The supercold austenite undergoes martensite or bainite transformation, obtain martensite or bainite tissue, and then cooperate with tempering at different temperatures to greatly improve the rigidity, hardness, wear resistance, fatigue strength and toughness of steel, so as to meet the different requirements of various mechanical parts and tools. The ferromagnetic and corrosion resistance of some special steels can also be met through quenching.
The metal workpiece is heated to an appropriate temperature and maintained for a period of time, and then immersed in the quenching medium to quickly cool the metal heat treatment process. Commonly used quenching media include brine, water, mineral oil, air, etc. Quenching can improve the hardness and wear resistance of metal workpieces, so it is widely used in various workpieces, molds, measuring tools and parts that require surface wear resistance (such as gears, rollers, carburizing parts, etc.). Through quenching and tempering at different temperatures, the strength, toughness and fatigue strength of metals can be greatly improved, and the matching between these properties (comprehensive mechanical properties) can be obtained to meet different use requirements.
In addition, quenching can also enable some special properties of steel to obtain certain physical and chemical properties, such as quenching to enhance the ferromagneticity of permanent magnet steel and stainless steel to improve its corrosion resistance.

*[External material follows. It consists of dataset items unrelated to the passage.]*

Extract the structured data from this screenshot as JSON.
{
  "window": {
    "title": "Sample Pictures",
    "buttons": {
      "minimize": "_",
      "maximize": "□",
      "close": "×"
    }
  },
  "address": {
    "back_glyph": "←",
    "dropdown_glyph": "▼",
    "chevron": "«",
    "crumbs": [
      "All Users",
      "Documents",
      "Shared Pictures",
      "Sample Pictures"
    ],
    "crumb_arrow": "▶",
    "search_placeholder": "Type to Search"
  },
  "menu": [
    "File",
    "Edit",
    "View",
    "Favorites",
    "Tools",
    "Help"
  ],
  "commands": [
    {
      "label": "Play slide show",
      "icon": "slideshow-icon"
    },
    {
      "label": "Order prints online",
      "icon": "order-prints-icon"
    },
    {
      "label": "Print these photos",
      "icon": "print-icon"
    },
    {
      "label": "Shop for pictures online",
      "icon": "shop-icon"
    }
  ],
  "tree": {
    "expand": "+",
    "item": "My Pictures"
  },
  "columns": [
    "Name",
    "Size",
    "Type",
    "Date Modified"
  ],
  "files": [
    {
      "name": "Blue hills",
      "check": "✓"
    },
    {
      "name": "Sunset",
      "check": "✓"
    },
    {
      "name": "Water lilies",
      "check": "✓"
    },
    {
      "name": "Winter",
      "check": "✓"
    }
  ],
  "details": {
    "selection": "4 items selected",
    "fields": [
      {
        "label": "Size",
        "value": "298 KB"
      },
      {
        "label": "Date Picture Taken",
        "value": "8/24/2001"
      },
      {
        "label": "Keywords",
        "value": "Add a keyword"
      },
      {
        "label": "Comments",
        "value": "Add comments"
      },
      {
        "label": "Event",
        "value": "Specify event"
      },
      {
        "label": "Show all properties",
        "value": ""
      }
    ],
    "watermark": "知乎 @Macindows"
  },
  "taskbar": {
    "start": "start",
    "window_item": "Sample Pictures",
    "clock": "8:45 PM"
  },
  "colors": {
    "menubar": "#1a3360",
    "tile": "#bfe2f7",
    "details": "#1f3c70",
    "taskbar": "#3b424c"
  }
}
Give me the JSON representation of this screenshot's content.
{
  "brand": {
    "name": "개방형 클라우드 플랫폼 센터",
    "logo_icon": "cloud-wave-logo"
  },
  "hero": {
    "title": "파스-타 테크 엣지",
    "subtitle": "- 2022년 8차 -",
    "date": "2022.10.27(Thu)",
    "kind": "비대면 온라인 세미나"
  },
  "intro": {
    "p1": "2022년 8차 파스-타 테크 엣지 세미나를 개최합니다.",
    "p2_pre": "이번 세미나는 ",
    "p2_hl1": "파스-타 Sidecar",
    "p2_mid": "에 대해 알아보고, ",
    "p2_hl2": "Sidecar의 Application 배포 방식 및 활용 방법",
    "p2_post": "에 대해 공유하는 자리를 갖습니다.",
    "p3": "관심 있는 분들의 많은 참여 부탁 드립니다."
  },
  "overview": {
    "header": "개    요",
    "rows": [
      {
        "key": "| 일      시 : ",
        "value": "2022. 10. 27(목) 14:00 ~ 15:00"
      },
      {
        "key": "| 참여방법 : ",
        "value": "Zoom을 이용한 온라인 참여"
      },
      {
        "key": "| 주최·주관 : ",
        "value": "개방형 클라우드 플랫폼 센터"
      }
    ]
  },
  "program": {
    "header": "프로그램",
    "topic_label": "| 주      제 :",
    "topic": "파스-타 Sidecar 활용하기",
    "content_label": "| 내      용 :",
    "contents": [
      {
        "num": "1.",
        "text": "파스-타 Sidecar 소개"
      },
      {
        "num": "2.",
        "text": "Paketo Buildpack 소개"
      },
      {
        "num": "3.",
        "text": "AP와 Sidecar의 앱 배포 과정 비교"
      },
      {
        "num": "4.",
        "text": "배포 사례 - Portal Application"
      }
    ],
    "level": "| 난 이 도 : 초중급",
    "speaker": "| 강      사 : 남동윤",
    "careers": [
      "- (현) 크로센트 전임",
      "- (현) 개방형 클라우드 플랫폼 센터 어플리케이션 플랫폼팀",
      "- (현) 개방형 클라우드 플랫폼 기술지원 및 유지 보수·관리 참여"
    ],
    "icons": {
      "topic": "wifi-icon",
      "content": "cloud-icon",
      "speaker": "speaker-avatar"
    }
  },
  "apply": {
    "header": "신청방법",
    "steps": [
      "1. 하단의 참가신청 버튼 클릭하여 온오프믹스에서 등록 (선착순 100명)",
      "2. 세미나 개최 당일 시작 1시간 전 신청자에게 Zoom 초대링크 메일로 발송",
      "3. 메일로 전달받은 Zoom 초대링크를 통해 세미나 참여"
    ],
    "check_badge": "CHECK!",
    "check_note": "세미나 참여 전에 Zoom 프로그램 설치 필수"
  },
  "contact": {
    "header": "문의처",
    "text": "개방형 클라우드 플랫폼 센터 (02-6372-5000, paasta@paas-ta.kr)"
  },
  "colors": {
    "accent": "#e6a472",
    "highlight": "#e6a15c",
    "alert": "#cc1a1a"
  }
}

The quenching process is mainly used for steel parts. When the commonly used steel is heated above the critical temperature, the original tissue at room temperature will be completely or mostly converted into austenite. The steel is then immersed in water or oil to cool quickly, and the austenite is converted into martensite. Compared with other tissues in steel, martensitic hardness is the highest. Rapid cooling during quenching will cause internal stress inside the workpiece. When it is large to a certain extent, the workpiece will be twisted, deformed or even cracked. To this end, the appropriate cooling method must be selected. According to the cooling method, the quenching process is divided into four categories: single liquid quenching, double medium quenching, martensite graded quenching and bainite isothermal quenching.